IV. July 2005 Deception Based on Age Discrimination or Retaliation
Defendant seeks summary judgment on Plaintiff's claim that Defendant deceived him into not applying for two open permanent WG-8 level positions in July 2005 based on age discrimination or retaliation. (Mot. at 12-13.) Defendant argues Plaintiff "cannot establish an adverse employment action when he admits that he did not even apply for the WG-8 position." (Id.) Plaintiff counters that he was selected for the temporary WL-7 level night shift position in June and was told it would become permanent "to distract him from applying for the WG-8 positions in July." (Opp'n. at 5:5-9.) He argues that "[h]ad [he] known the [WL-7] position would not become permanent, he probably would have applied for the WG-8 positions." (Opp'n at 5:7-9.)

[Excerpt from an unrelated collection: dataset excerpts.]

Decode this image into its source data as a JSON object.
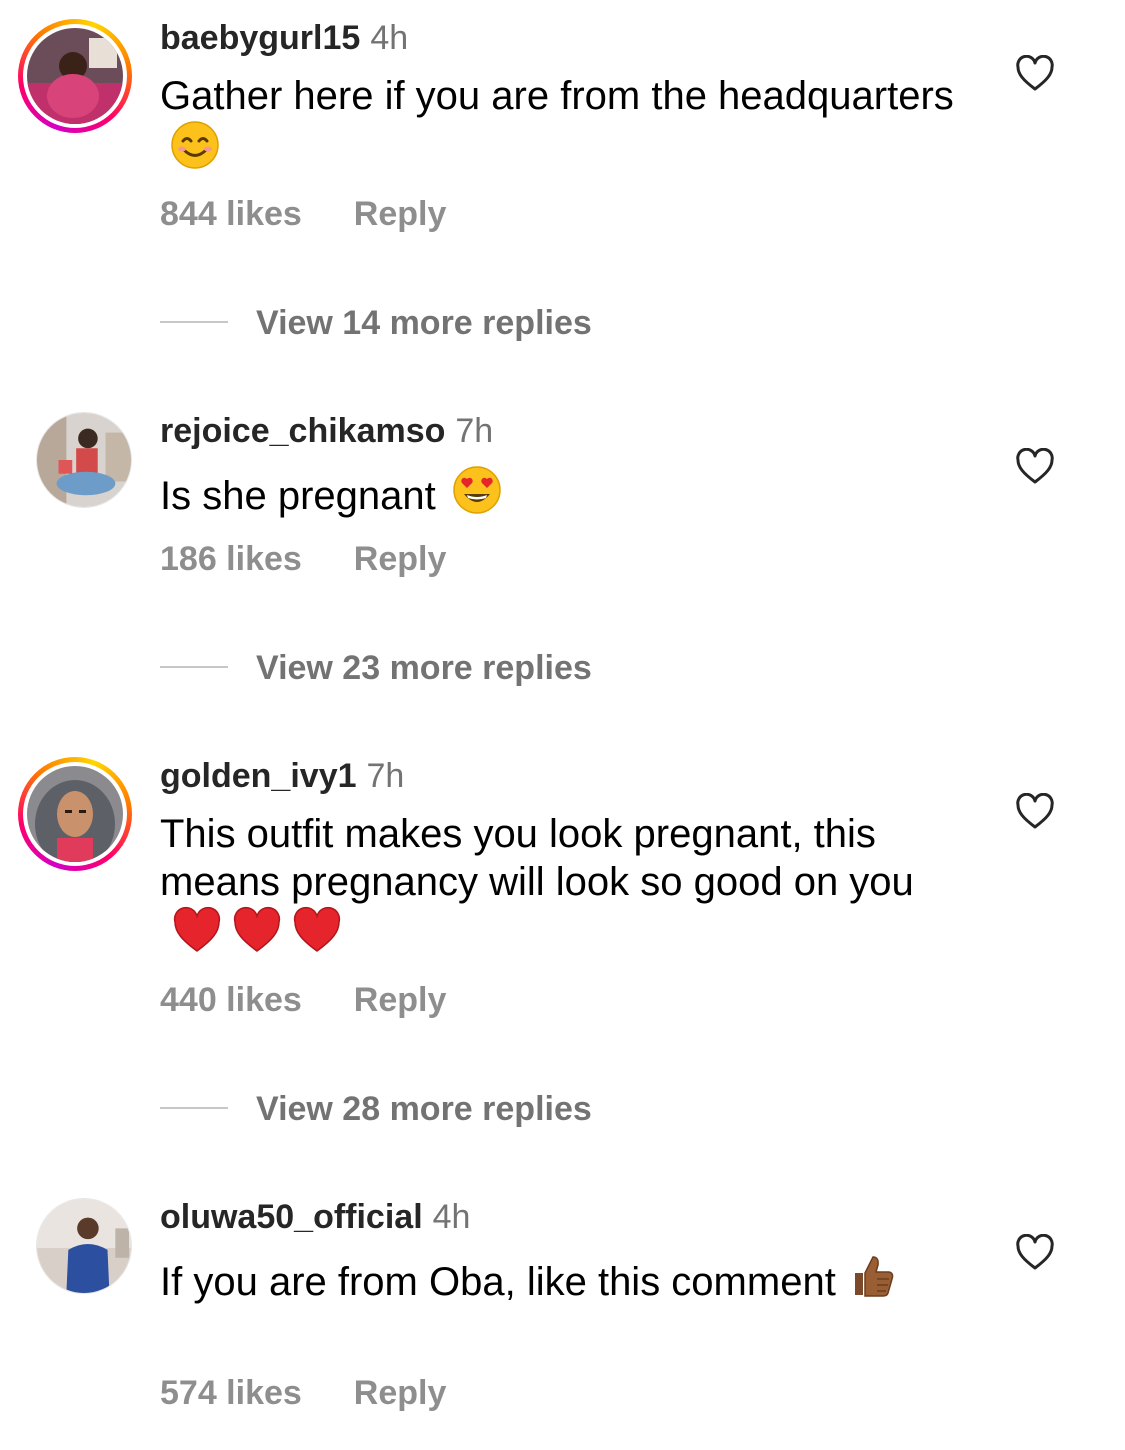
{
  "comments": [
    {
      "username": "baebygurl15",
      "time": "4h",
      "text": "Gather here if you are from the headquarters",
      "emoji": "smiling-face-icon",
      "likes": "844 likes",
      "reply": "Reply",
      "more_replies": "View 14 more replies",
      "has_story": true
    },
    {
      "username": "rejoice_chikamso",
      "time": "7h",
      "text": "Is she pregnant",
      "emoji": "heart-eyes-face-icon",
      "likes": "186 likes",
      "reply": "Reply",
      "more_replies": "View 23 more replies",
      "has_story": false
    },
    {
      "username": "golden_ivy1",
      "time": "7h",
      "text": "This outfit makes you look pregnant, this means pregnancy will look so good on you",
      "emoji": "red-heart-icon",
      "likes": "440 likes",
      "reply": "Reply",
      "more_replies": "View 28 more replies",
      "has_story": true
    },
    {
      "username": "oluwa50_official",
      "time": "4h",
      "text": "If you are from Oba, like this comment",
      "emoji": "thumbs-up-icon",
      "likes": "574 likes",
      "reply": "Reply",
      "has_story": false
    }
  ],
  "colors": {
    "username": "#262626",
    "secondary": "#8e8e8e",
    "divider": "#c7c7c7"
  }
}
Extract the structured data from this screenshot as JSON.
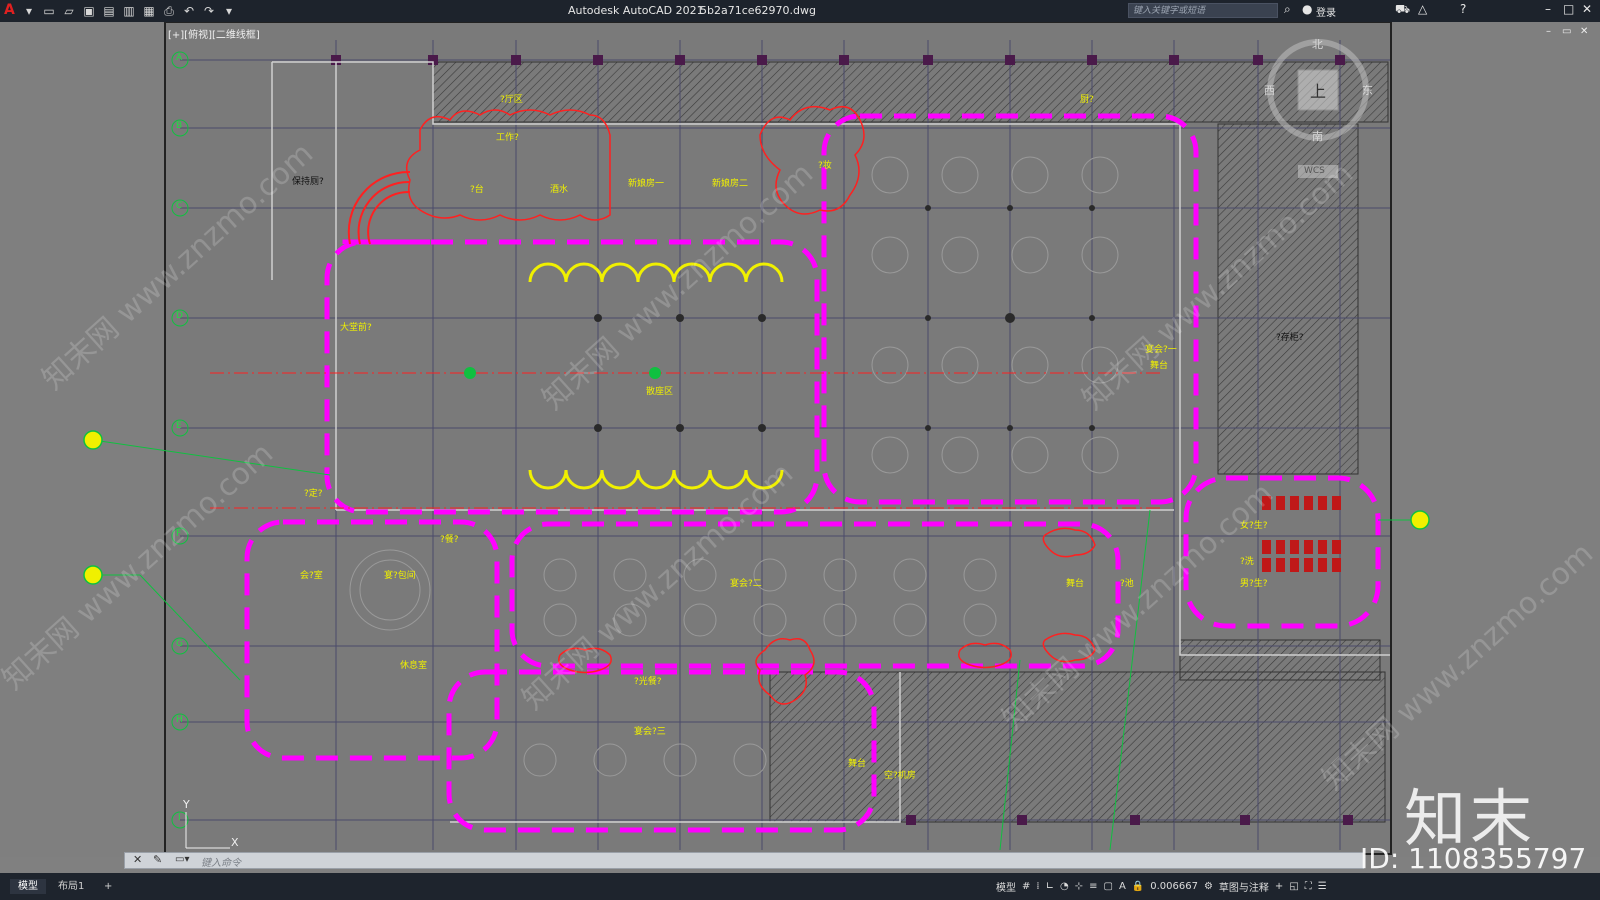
{
  "app": {
    "title": "Autodesk AutoCAD 2021",
    "filename": "5b2a71ce62970.dwg",
    "search_placeholder": "键入关键字或短语",
    "login": "登录"
  },
  "viewport": {
    "label": "[+][俯视][二维线框]"
  },
  "compass": {
    "north": "北",
    "south": "南",
    "east": "东",
    "west": "西",
    "top": "上",
    "ucs": "WCS"
  },
  "grid_axes": [
    "A",
    "B",
    "C",
    "D",
    "E",
    "F",
    "G",
    "H",
    "I"
  ],
  "rooms": {
    "r1": "保持厕?",
    "r2": "工作?",
    "r3": "?台",
    "r4": "酒水",
    "r5": "新娘房一",
    "r6": "新娘房二",
    "r7": "?妆",
    "r8": "大堂前?",
    "r9": "散座区",
    "r10": "宴会?一",
    "r11": "舞台",
    "r12": "?定?",
    "r13": "宴会?二",
    "r14": "舞台",
    "r15": "?池",
    "r16": "?餐?",
    "r17": "会?室",
    "r18": "宴?包间",
    "r19": "休息室",
    "r20": "?光餐?",
    "r21": "宴会?三",
    "r22": "舞台",
    "r23": "空?机房",
    "r24": "女?生?",
    "r25": "?洗",
    "r26": "男?生?",
    "r27": "?存柜?",
    "r28": "?厅区",
    "r29": "厨?"
  },
  "command_line": {
    "placeholder": "键入命令"
  },
  "layout_tabs": [
    "模型",
    "布局1"
  ],
  "status": {
    "model": "模型",
    "scale": "0.006667",
    "workspace": "草图与注释"
  },
  "watermark": {
    "brand": "知末",
    "id": "ID: 1108355797",
    "diag": "知末网 www.znzmo.com"
  },
  "colors": {
    "magenta": "#ff00ff",
    "yellow": "#f0f000",
    "red": "#ff2020",
    "green": "#00ff40",
    "cyan": "#40d0ff"
  }
}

To establish an age discrimination or retaliation claim, Plaintiff must show he experienced an adverse employment action; in other words, Plaintiff must show "that he applied and was qualified for a job for which the employer was seeking applicants, [and] . . . that, despite his qualifications, he was rejected." McDonnell Douglas, 411 U.S. at 802 (emphasis added). However, Plaintiff need not have applied for a job if the application would have been a futile gesture. Int'l Bhd. of Teamsters v. United States, 431 U.S. 324, 365-38 (1977); see Malarkey v. Texaco, Inc., 983 F.2d 1204, 1213 (2d. Cir. 1993) (applying futile gesture doctrine to ADEA claims). This showing usually consists of the applicant evincing he was deterred from applying by "a known and consistently enforced policy of discrimination." Shackelford v. Deloitte Touche, LLP, 190 F.3d 398, 406 (5th Cir. 1999). Plaintiff has not offered evidence showing he reasonably believed that applying for the WG-8 level positions would be a futile gesture. Plaintiff argues in his opposition papers he was promoted to the temporary WL-7 level night shift position to deter him from applying (Opp'n at 5:6-7), but he conceded in his deposition that the purpose of his promotion to the WL-7 level position "was to secure a work leader for the night shift." (Pl. Dep. at 88-89.) Further, Plaintiff contends he was deterred from applying for the WG-8 level positions because he was in a senior position at the time, not because he knew his application would be a futile gesture. (Pl.'s SOF ¶ 10.)
Since Plaintiff has failed to present evidence that he applied for and was rejected from the positions, or that applying for the WG-8 level positions would have been a futile gesture, Plaintiff has not established a viable age discrimination or retaliation claim. See Silva v. Chertoff, 2007 WL 1795786, at *9 (D. Ariz. June 20, 2007) ("The Court cannot determine if there was an adverse action where [plaintiff] did not apply for any promotion."); Easterling v. Conn., 356 F. Supp. 2d 103, 107 (D. Conn. 2005) (holding that plaintiff's retaliation claim "fails on the requirement that she show that the [defendant] took an adverse employment action against her" since she did not apply for any position).
CONCLUSION
For the stated reasons, Defendant's motion is granted. The Clerk shall enter judgment in favor of Defendant.IT IS SO ORDERED.